# L4-D - Building your own Quantizer: Load your Quantized Weights from Hugging Face Hub

In this lesson, you will learn memory efficient model loading.

Run the next cell to import all of the functions you have used before in the previous lesson(s) of `Building your own Quantizer` to follow along with the video.

- To access the `helper.py` file, you can click `File --> Open...`, on the top left.

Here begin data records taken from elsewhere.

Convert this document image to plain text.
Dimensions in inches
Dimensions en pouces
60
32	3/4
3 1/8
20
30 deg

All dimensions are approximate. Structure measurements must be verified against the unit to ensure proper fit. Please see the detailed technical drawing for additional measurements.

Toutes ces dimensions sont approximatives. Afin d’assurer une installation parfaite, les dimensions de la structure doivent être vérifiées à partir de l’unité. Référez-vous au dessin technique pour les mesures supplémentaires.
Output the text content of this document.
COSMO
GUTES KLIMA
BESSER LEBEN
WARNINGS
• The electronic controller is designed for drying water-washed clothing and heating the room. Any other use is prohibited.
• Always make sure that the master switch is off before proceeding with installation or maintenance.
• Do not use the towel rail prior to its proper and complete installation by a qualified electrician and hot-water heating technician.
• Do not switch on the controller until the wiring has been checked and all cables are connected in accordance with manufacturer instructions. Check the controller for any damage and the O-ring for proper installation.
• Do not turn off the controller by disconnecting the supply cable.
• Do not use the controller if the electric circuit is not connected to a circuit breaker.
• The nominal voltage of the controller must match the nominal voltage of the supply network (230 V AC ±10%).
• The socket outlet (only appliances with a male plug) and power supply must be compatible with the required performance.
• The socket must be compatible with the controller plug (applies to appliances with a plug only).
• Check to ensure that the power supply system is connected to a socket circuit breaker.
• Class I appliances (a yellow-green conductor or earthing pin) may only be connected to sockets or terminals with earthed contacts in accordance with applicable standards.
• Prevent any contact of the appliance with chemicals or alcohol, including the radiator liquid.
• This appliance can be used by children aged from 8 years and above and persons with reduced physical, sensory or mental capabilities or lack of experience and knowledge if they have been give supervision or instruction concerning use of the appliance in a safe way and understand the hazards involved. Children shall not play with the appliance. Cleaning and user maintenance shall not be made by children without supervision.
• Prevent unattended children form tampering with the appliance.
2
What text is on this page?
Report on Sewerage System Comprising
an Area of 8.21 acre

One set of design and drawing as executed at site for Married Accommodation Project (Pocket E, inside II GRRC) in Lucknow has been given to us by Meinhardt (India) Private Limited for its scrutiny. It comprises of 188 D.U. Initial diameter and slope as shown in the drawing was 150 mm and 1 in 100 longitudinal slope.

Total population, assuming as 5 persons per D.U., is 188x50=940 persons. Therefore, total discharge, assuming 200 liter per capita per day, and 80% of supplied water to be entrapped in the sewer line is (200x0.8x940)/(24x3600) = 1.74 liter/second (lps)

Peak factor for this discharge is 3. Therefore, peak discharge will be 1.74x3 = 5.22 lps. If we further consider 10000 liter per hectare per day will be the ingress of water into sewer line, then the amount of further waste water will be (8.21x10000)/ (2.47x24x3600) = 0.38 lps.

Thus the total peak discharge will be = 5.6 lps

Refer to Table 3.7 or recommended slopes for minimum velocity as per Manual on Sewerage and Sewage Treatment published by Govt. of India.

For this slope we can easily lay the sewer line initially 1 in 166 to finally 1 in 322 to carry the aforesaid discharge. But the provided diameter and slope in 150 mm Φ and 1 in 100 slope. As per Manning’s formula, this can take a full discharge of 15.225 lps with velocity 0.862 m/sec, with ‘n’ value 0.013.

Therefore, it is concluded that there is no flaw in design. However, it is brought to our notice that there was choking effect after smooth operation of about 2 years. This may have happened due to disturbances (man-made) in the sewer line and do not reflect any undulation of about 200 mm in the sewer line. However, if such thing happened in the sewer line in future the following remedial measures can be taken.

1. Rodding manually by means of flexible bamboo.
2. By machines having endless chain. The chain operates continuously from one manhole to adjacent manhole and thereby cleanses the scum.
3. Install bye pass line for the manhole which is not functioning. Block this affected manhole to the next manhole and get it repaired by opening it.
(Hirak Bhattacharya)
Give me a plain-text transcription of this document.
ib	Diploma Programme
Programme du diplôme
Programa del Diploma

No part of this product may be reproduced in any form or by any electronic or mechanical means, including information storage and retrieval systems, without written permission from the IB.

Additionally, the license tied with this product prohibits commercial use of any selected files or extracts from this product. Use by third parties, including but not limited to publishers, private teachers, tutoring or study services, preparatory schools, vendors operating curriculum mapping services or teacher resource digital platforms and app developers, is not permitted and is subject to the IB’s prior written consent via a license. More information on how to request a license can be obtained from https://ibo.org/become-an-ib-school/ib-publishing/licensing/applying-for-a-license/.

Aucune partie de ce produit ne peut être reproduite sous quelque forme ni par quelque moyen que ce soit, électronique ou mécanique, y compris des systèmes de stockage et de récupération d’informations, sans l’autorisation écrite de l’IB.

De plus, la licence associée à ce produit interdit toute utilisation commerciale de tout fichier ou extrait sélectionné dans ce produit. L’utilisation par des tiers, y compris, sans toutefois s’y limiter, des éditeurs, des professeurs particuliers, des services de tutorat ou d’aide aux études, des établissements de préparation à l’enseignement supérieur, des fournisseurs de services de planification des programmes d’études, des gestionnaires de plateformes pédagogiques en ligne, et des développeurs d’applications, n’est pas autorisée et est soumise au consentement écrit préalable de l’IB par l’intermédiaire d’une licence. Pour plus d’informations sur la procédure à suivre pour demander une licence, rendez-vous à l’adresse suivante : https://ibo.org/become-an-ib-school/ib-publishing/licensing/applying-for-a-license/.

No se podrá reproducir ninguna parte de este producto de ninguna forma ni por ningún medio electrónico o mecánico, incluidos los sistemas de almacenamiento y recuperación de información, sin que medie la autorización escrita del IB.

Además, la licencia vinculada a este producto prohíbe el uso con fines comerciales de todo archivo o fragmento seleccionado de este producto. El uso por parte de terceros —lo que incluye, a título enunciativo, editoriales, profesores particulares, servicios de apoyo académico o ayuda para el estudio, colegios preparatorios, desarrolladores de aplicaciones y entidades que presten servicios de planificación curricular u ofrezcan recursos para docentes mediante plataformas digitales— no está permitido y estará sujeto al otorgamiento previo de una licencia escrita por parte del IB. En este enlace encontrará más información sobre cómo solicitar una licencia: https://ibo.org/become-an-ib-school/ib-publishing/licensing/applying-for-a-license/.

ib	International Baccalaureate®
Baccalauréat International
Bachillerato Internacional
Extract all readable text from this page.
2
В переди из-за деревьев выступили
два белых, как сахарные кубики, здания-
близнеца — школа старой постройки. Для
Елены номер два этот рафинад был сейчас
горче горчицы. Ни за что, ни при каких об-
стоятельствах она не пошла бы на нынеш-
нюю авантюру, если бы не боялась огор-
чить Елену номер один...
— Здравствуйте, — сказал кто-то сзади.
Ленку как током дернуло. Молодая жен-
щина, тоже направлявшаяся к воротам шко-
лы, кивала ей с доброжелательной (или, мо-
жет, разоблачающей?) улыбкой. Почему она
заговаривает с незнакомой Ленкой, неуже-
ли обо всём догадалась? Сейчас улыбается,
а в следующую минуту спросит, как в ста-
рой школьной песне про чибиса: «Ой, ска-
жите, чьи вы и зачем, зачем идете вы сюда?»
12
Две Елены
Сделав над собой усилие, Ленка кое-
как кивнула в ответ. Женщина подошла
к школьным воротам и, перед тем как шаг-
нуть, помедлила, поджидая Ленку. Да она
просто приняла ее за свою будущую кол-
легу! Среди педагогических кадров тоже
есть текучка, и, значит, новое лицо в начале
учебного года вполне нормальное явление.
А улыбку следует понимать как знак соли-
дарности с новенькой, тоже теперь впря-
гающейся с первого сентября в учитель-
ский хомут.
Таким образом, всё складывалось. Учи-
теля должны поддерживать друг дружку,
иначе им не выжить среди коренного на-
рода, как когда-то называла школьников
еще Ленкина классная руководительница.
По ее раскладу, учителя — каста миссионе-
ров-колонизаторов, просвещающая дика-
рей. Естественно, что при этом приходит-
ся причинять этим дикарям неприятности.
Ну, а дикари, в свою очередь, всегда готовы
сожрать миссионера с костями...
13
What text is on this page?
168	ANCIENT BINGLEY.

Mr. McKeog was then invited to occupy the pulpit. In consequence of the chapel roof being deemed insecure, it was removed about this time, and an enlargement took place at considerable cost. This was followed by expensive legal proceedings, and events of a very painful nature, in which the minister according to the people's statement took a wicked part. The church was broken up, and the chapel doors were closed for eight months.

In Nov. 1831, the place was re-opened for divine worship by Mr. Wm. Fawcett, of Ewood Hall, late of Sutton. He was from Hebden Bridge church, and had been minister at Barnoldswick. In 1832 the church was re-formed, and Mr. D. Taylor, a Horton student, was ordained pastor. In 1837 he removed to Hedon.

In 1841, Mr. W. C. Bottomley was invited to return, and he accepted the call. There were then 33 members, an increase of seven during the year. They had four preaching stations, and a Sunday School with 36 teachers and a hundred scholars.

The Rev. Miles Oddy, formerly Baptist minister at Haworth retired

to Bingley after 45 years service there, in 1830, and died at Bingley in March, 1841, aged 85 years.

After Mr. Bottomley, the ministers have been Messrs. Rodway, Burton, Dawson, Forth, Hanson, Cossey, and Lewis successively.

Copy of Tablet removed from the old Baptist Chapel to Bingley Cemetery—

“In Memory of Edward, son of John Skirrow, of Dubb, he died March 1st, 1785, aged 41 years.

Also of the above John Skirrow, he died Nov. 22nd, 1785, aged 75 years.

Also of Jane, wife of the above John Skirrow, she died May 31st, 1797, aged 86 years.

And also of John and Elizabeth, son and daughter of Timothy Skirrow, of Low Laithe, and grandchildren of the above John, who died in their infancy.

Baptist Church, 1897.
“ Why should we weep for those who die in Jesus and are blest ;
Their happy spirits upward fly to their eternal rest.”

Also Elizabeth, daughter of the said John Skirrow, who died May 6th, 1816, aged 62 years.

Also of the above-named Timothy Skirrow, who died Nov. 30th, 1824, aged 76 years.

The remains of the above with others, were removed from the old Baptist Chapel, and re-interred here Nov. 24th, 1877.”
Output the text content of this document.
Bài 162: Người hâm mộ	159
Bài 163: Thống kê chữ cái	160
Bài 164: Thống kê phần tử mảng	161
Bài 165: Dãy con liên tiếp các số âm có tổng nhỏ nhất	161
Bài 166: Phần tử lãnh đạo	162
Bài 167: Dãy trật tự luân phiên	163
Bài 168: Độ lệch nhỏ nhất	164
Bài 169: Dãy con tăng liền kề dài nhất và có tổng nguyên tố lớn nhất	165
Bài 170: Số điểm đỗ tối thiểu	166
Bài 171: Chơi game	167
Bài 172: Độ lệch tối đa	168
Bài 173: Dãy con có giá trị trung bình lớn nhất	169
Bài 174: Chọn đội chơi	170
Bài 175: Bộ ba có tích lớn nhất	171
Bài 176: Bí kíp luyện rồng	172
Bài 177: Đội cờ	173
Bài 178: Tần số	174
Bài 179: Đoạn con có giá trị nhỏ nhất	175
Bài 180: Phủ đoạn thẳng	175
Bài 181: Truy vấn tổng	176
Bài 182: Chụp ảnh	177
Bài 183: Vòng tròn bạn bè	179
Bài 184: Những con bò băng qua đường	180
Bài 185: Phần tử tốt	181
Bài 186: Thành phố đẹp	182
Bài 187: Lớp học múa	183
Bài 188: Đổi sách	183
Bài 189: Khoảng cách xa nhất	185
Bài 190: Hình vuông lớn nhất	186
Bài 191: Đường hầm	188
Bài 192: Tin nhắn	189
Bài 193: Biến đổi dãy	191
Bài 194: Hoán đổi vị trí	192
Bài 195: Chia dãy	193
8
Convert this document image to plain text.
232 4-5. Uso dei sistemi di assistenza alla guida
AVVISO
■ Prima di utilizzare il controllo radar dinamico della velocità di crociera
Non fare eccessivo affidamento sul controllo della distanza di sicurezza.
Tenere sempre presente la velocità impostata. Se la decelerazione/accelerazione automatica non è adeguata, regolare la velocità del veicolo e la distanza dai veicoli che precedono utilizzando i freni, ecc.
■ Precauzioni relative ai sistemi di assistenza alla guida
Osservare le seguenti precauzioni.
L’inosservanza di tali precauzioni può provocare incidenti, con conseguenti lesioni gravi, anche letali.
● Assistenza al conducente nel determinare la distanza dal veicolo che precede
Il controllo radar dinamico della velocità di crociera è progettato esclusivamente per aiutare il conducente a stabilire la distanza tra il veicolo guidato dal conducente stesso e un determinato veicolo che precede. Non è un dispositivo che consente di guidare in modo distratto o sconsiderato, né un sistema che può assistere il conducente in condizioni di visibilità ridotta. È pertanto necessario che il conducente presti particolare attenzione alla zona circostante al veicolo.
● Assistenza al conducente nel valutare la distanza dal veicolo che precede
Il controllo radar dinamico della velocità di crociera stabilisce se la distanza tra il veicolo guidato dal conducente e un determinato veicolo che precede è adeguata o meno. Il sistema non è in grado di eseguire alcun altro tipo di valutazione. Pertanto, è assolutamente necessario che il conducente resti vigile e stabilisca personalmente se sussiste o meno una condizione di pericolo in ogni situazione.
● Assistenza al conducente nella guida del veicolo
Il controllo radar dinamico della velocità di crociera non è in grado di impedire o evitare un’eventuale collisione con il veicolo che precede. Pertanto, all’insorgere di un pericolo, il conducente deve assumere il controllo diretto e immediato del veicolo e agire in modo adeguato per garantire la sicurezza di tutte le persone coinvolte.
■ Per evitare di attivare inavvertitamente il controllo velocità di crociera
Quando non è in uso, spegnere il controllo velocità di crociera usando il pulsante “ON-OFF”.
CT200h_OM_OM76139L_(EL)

![image.png](attachment:image.png)

In [None]:
import torch

from helper import W8A16LinearLayer, replace_linear_with_target_and_quantize, replace_linear_with_target

## Memory Efficient Model Loading

- Load [facebook/opt-125m](https://huggingface.co/facebook/opt-125m)

In [None]:
from transformers import AutoModelForCausalLM, AutoTokenizer

model_id = "./models/facebook/opt-125m"

model = AutoModelForCausalLM.from_pretrained(
    model_id, torch_dtype=torch.bfloat16, low_cpu_mem_usage=True)
tokenizer = AutoTokenizer.from_pretrained(model_id)

In [None]:
replace_linear_with_target_and_quantize(model, 
                             W8A16LinearLayer, 
                                   ["lm_head"])

In [None]:
model

In [None]:
quantized_state_dict = model.state_dict()
torch.save(quantized_state_dict, "quantized_state_dict.pth")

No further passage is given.